I've been dealing with a lot lately, and I just don't know how to deal with it all. Within a month and a half I was diagnosed with diabetes, pancreatitis, and an enlarged liver. I've had a bunch of tests done; an ultrasound, a CT scan, a colonoscopy, and an endoscopy. They found nothing from any of these tests. The doctor told me that the pancreatitis was likely caused by stress, and the enlarged liver is because I'm overweight. He even took biopsies during the last 2 tests, and they all came back normal.

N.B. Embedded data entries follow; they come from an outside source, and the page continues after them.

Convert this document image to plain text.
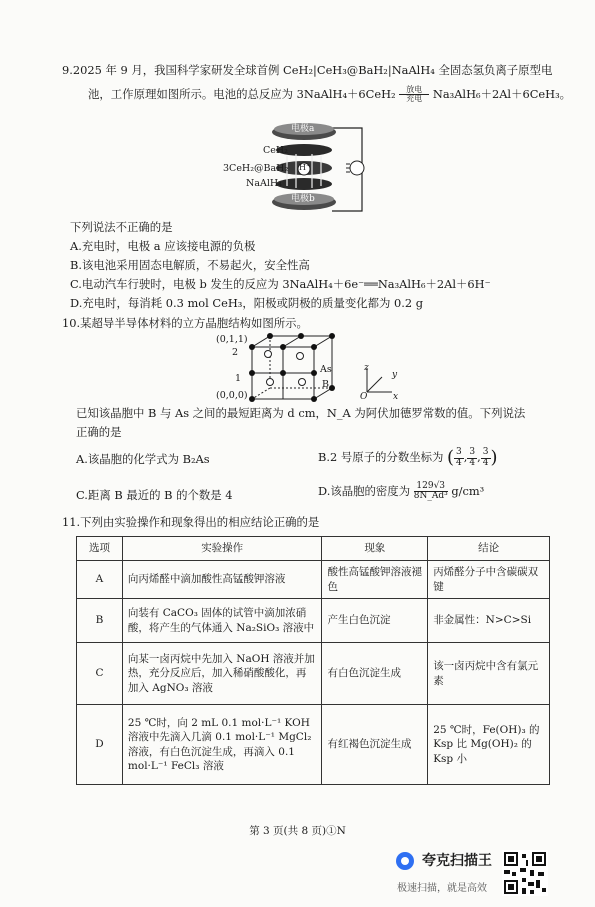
9.2025 年 9 月，我国科学家研发全球首例 CeH₂|CeH₃@BaH₂|NaAlH₄ 全固态氢负离子原型电
池，工作原理如图所示。电池的总反应为 3NaAlH₄＋6CeH₂ $\frac{\text{放电}}{\text{充电}} Na_3AlH_6+2Al+6CeH_3$。
电极a
电极b
CeH₂
3CeH₂@BaH₂
NaAlH₄
H⁻
下列说法不正确的是
A.充电时，电极 a 应该接电源的负极
B.该电池采用固态电解质，不易起火，安全性高
C.电动汽车行驶时，电极 b 发生的反应为 3NaAlH₄＋6e⁻══Na₃AlH₆＋2Al＋6H⁻
D.充电时，每消耗 0.3 mol CeH₃，阳极或阴极的质量变化都为 0.2 g
10.某超导半导体材料的立方晶胞结构如图所示。
(0,1,1)
2
1
(0,0,0)
As
B
z
y
x
O
已知该晶胞中 B 与 As 之间的最短距离为 d cm，N_A 为阿伏加德罗常数的值。下列说法
正确的是
A.该晶胞的化学式为 B₂As	B.2 号原子的分数坐标为 ( $\frac{3}{4}$ , $\frac{3}{4}$ , $\frac{3}{4}$ )
C.距离 B 最近的 B 的个数是 4	D.该晶胞的密度为 $\frac{129√3}{\text{8N\_Ad³}} g/cm^3$
11.下列由实验操作和现象得出的相应结论正确的是
选项	实验操作	现象	结论
A	向丙烯醛中滴加酸性高锰酸钾溶液	酸性高锰酸钾溶液褪色	丙烯醛分子中含碳碳双键
B	向装有 CaCO₃ 固体的试管中滴加浓硝酸，将产生的气体通入 Na₂SiO₃ 溶液中	产生白色沉淀	非金属性：N>C>Si
C	向某一卤丙烷中先加入 NaOH 溶液并加热，充分反应后，加入稀硝酸酸化，再加入 AgNO₃ 溶液	有白色沉淀生成	该一卤丙烷中含有氯元素
D	25 ℃时，向 2 mL 0.1 mol·L⁻¹ KOH 溶液中先滴入几滴 0.1 mol·L⁻¹ MgCl₂ 溶液，有白色沉淀生成，再滴入 0.1 mol·L⁻¹ FeCl₃ 溶液	有红褐色沉淀生成	25 ℃时，Fe(OH)₃ 的 Ksp 比 Mg(OH)₂ 的 Ksp 小
第 3 页(共 8 页)①N
夸克扫描王
极速扫描，就是高效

I feel depression creeping back on me. Well, not so much creeping as pouncing on me. Besides all the health stuff, work has been stressful. I feel some animosity because of all the time I've taken off for appointments and because I was sick. I generally just feel unhappy with my job now, though it's been suggested that I might just be worn our after everything else that's happened lately. But I don't feel happy with my work, I feel like I'm always fighting to keep on top of things. Even worse, I feel no satisfaction or enjoyment in my job. But I don't know what to do about that yet, or even how to decide what to do.
I just don't know how to cope with all of this. You'd think after so many years of depression I'd have some way of coping, but I don't know what to do. Nothing interests me, nothing is fun. All I want to do I'd stay home and sleep. I'm out of ideas. Help?